This MSc program has a mix of mandatory courses and electives. There are two mandatory courses in Semester 1: Interdisciplinary Futures and Data and Artificial Intelligence Ethics, Law and Governance. Interdisciplinary Futures, taught by Dr Linda O’Keeffe, is something every cohort takes and is meant to help students develop the critical and creative skills necessary to becoming interdisciplinary thinkers. Artificial Intelligence Ethics, Law and Governance, taught by Dr John Zerilli, is a course designed to help students grasp the relationship between ethics, law, and policy in the context of AI and other data-intensive technologies.

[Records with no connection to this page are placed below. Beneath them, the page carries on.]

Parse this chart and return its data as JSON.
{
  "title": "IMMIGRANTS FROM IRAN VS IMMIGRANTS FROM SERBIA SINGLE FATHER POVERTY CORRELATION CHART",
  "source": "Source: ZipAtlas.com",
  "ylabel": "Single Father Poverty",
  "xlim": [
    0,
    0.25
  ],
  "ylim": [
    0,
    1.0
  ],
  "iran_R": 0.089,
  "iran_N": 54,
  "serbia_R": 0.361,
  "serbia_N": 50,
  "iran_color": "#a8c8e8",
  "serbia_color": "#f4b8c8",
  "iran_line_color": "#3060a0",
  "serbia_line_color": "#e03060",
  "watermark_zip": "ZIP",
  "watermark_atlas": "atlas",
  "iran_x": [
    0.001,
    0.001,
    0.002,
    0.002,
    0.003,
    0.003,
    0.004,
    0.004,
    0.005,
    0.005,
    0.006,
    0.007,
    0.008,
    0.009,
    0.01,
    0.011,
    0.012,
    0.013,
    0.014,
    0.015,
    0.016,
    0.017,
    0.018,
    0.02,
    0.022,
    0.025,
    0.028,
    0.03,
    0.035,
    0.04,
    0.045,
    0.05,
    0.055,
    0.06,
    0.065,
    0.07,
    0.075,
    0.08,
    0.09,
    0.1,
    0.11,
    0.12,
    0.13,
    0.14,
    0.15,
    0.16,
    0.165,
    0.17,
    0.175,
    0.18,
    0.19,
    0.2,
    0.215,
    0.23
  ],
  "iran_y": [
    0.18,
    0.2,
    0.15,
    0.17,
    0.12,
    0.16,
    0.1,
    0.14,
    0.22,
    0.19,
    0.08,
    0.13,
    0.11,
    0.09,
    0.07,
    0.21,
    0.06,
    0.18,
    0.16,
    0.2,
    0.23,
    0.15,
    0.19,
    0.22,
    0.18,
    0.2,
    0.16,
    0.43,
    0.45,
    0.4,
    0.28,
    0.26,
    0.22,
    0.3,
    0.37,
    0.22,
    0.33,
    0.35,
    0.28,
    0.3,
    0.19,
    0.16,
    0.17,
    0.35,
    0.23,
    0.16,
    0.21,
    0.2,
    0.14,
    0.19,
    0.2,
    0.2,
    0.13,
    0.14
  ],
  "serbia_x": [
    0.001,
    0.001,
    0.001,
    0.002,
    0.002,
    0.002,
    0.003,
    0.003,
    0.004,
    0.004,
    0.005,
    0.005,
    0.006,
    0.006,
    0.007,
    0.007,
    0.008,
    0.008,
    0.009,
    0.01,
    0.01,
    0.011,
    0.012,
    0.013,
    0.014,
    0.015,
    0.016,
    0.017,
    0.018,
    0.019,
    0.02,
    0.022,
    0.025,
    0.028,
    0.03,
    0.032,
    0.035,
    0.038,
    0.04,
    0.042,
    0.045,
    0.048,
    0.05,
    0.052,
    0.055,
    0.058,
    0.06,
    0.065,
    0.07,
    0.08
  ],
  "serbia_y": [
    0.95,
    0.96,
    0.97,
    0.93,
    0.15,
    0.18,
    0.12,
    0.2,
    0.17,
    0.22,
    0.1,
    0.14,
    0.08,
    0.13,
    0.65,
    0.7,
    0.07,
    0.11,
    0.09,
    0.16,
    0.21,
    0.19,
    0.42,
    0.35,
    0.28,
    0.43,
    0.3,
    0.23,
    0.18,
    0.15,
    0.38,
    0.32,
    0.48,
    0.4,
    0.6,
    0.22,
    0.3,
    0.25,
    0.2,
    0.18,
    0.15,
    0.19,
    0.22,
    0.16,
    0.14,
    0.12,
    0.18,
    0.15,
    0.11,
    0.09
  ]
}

Then we get into the electives, and that’s the hard part. Electives in the MSc program at Edinburgh are a ‘kid in a candy store’ kind of thing. They’re all alluring, to be certain. Only the candy represents the future of humanity, so our choices seem to matter a lot more. For example, there is a course on Circular Economy, which looks at the entire lifecycle of a product and maximizes its value and required resources. It’s a flipped classroom delivery method where student groups collaborate to review the current business model of their chosen organization to identify alternative practices that eliminate waste and pollution, promote the continual use of resources, and reduce environmental impact.
Personally, I was torn. There are so many great courses to choose from, and while there were some courses I really wanted to take, such as Ethics of Robotics and Autonomous Systems, I ultimately landed on these eight over the two semesters. The forcing function I used to decide which courses to take wasn’t based on which sounded most interesting but which I thought best represented my future self. Coders have this great credo, “Be kind to your future self,” which is a reminder to annotate and explain the myriad decisions you make along the way. That way, when they go back and review their code months later, they can remember why they made certain decisions. In my case, my future self is the data ethicist as a practitioner, not a theorist. Therefore, I chose courses I thought would help me learn how to build healthy and human-beneficial futures practically.